Ce mot vient de χρὼνος, temps, & de γράφω, j’écris. La première fois que l’on trouve ce mot employé en ce sens, est au chronographe qui fut fait pour l’élection d’Etienne, Roi de Pologne, en 1576. Avant ce temps-là, & même après, on les appeloit Vers numéraux ou numéraires.
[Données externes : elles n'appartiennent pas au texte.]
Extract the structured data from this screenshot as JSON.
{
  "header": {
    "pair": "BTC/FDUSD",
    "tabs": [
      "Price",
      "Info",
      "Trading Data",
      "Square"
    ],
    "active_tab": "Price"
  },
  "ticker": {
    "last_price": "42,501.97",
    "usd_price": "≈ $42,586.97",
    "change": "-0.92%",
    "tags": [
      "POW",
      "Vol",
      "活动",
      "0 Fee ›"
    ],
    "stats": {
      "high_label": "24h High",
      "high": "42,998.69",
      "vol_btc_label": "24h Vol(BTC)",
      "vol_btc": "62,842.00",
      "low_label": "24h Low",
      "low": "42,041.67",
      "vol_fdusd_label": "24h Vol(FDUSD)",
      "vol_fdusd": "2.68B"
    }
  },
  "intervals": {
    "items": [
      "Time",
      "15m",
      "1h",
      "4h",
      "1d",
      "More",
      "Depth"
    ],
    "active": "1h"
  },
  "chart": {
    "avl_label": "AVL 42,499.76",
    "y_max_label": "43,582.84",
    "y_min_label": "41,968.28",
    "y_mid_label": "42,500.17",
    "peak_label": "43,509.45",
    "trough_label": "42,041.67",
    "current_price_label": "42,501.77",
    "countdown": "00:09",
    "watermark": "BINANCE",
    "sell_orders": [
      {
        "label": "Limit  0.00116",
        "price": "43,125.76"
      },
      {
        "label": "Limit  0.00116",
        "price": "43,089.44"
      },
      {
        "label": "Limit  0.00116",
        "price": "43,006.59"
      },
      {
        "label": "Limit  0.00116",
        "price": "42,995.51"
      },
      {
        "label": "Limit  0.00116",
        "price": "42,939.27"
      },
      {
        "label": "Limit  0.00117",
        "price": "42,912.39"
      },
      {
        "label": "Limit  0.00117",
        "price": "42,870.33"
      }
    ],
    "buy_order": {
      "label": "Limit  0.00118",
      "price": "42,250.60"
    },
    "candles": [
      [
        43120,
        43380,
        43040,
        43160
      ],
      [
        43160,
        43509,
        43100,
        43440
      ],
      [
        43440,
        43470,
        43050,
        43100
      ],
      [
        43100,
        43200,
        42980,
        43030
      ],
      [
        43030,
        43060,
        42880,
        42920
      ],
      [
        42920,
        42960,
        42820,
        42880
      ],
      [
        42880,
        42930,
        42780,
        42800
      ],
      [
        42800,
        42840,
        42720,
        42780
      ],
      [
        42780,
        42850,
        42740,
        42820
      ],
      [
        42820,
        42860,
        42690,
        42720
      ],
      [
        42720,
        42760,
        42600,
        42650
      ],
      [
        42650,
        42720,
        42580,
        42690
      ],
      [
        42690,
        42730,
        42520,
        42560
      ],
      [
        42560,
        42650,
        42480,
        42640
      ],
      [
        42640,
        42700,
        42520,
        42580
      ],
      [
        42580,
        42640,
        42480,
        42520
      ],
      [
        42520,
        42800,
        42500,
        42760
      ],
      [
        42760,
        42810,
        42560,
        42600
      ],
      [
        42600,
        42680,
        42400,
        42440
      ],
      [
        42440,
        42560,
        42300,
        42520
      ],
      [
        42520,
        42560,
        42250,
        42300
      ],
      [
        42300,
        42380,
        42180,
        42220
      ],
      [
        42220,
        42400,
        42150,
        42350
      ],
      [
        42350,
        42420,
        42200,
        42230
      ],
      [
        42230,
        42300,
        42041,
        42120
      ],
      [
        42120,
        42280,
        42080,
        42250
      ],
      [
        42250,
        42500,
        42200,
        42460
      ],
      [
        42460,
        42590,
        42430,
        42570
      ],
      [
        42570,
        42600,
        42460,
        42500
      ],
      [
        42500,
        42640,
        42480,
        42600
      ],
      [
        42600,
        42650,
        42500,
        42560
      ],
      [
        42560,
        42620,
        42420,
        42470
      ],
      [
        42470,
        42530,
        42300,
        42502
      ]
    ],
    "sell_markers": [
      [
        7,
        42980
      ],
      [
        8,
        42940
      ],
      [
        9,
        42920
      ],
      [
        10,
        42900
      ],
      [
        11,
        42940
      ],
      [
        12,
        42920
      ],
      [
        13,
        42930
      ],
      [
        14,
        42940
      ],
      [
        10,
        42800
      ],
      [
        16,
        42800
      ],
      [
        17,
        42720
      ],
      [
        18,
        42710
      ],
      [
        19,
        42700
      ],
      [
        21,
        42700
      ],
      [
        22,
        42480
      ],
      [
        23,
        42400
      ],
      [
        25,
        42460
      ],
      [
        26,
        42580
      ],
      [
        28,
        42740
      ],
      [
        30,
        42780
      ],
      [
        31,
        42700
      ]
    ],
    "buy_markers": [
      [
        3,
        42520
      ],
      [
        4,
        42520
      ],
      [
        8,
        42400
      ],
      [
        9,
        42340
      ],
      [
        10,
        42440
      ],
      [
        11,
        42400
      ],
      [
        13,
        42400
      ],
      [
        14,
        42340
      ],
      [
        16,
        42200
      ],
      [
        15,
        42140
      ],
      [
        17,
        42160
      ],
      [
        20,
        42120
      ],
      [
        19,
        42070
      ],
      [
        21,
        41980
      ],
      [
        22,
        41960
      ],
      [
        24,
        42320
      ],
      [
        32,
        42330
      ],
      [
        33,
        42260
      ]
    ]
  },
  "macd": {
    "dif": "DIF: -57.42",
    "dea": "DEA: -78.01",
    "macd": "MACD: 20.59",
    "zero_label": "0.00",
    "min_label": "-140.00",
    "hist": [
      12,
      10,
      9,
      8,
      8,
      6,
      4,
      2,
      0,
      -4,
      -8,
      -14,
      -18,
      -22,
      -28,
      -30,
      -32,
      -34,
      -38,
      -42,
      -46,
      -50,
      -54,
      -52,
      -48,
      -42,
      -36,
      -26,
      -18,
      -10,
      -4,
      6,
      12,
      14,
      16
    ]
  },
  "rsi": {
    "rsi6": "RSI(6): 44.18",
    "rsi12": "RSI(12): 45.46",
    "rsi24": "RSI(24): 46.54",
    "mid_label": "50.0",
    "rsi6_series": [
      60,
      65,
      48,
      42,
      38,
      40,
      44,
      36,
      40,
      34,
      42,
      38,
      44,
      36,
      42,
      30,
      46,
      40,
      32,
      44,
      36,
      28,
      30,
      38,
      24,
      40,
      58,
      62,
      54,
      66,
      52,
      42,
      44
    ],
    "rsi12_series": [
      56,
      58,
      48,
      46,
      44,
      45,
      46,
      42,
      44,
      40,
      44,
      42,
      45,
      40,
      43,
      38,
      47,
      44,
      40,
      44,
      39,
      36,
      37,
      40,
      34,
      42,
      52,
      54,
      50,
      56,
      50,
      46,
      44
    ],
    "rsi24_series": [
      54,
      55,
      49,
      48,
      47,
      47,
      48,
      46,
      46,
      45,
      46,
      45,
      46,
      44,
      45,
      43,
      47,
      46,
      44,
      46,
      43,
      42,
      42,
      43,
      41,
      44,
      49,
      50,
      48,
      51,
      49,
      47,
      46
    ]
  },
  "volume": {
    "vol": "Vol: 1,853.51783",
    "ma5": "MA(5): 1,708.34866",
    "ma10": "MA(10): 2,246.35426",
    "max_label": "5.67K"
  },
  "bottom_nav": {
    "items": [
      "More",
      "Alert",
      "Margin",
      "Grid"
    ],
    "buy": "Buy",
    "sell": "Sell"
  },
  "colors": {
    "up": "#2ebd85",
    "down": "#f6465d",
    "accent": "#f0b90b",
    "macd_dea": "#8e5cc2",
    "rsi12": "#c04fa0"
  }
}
Il y a une Dissertation Analytique sur les chronographes, imprimée à Bruxelles en 1718. On écrit ces lettres numérales en caractère plus gros deux ou trois fois que le reste du contexte, afin de les distinguer plus facilement. Ces lettres sont les M, les C, les L, les X, les V, & les I. On dit des Vers chronographes, une Inscription chronographe, une Epitaphe chronographe. Celle-ci est celle où toutes les lettres que je viens de citer, qui entrent dans sa composition, étant additionnées, marquent l’année de la mort de celui pour qui on l’a faite, & ainsi des autres pièces. Ce mot dans tous les exemples ci-dessus est adjectif ; mais il est substantif lorsqu’on dit absolument un chronographe. Les chronographes ne sont pas toujours en vers, ils sont quelquefois en prose, & ce sont les meilleurs ; car on est trop gêné dans le choix des mots qui n’aient que les lettres numérales nécessaires, pour qu’on en puisse aisément faire de bons en vers.

Chronographe. s. m. Auteur qui a écrit sur la Chronologie. Chronographus, a. Eratosthenes, Julien l’Africain, Eusèbe, Syncelle, sont d’anciens Chronogaphes. Scaliger, le P. Pétau, Jésuite, sont de savans Chronographes.